Dans la nouvelle pièce de la chorégraphe et danseuse Jocelyne Montpetit, on retrouve intact son univers singulier, subtil, mêlant intensité et sensualité comme moyens d'accès aux strates intimes de la psyché humaine, et à une conscience aiguë de la mort.

Mais Avril est le mois le plus cruel est aussi une pièce plus poignante, plus oppressante que les précédentes, empreinte d'une quête désespérée de lumière, et dont la dernière scène hante longtemps après que l'on eut quitté la salle: une femme nue, lampe brandie, erre, cherche dans une obscurité de fin du monde. Cherche quoi, qui? L'humain, tel Diogène? Ou bien une trace de vie qui, comme dans le poème éponyme de T.S. Eliot, renaîtrait de la mort hivernale, comme le printemps en avril.

Avec cette pièce, Jocelyne Montpetit amorce une nouvelle trilogie sur le thème des Élégies. Ce premier volet n'est pas sans évoquer les catastrophes qui ont affligé le Japon en mars dernier. Non pas que les exemples de dévastation naturelle ou humaine manquent sur la planète, mais l'esthétique et la gestuelle de la pièce s'y réfèrent clairement.

Jocelyne Montpetit a tellement intégré le butô, sur le plan formel et surtout philosophique, tout en y apportant sa personnalité, son histoire, ses références littéraires et artistiques, que sa danse est à la fois complètement représentative du butô et complètement différente, réinterprétée.

Ainsi, dans ses trois pièces précédentes, l'influence du baroque italien était marquée. Dans cette nouvelle pièce, la dramaturgie - de nouveau signée Francesco Capitano - est empreinte d'une théâtralité puissante mais épurée, construite en triangle entre un lit de fer forgé sous lequel sont amoncelés des verres, une sculpture de verre qui porte la trace d'un fossile et des miroirs.

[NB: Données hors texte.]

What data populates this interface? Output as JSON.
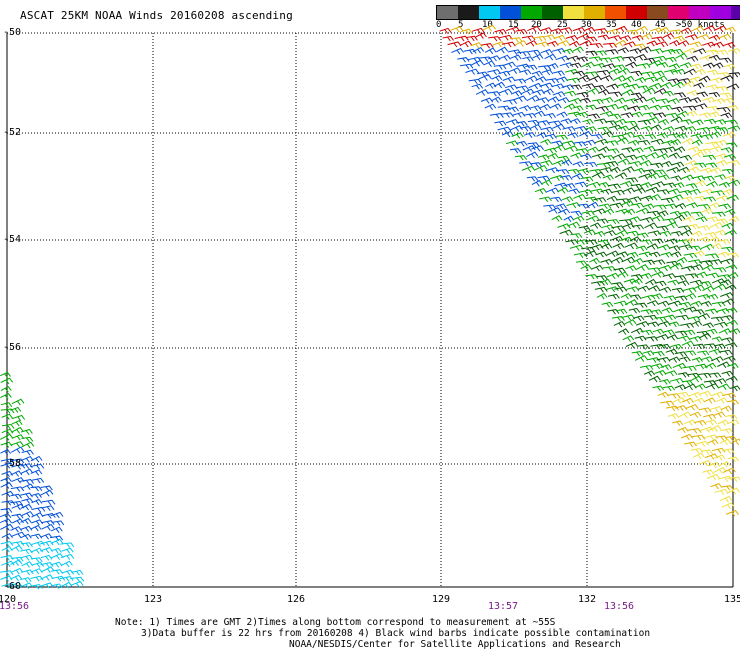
{
  "header": {
    "title": "ASCAT 25KM NOAA Winds 20160208 ascending"
  },
  "legend": {
    "colors": [
      "#6e6e6e",
      "#1a1a1a",
      "#00c8f0",
      "#0050d8",
      "#00a800",
      "#006000",
      "#f0e040",
      "#e0b000",
      "#f05000",
      "#d00000",
      "#8a4a20",
      "#e00070",
      "#c000c0",
      "#a000e0",
      "#5a00a8"
    ],
    "labels": [
      "0",
      "5",
      "10",
      "15",
      "20",
      "25",
      "30",
      "35",
      "40",
      "45",
      ">50 knots"
    ]
  },
  "map": {
    "lat_labels": [
      "-50",
      "-52",
      "-54",
      "-56",
      "-58",
      "-60"
    ],
    "lon_labels": [
      "120",
      "123",
      "126",
      "129",
      "132",
      "135"
    ],
    "time_labels": [
      "13:56",
      "13:57",
      "13:56"
    ]
  },
  "footer": {
    "note_line1": "Note: 1) Times are GMT 2)Times along bottom correspond to measurement at ~55S",
    "note_line2": "3)Data buffer is 22 hrs from 20160208 4) Black wind barbs indicate possible contamination",
    "note_line3": "NOAA/NESDIS/Center for Satellite Applications and Research"
  }
}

Univers fragile et pictural, entièrement monochrome, sur lequel est jetée, dans un des quatre tableaux, la violente tache rouge sang d'une des robes de la danseuse.

Ces jeux d'images et de reflets dans les transparences, dans les lumières feutrées et minimalistes de Sonoyo Nishikawa, qui privilégie les clairs-obscurs à la fois hypnotiques et inquiétants, créent une intranquillité insidieuse. L'ensemble est d'une très grande beauté, fascinante bien que tragique. La musique, signée Arvo Pärt, Louis Dufort et Scarlatti, tour à tour lyrique et alarmante, achève de captiver les sens. C'est beau et triste comme l'espoir ténu de cette femme qui tient les ténèbres à distance avec une simple torche.

Avril est le mois le plus cruel de Jocelyne Montpetit, les 21,22 et 23 septembre à l'Agora de la danse.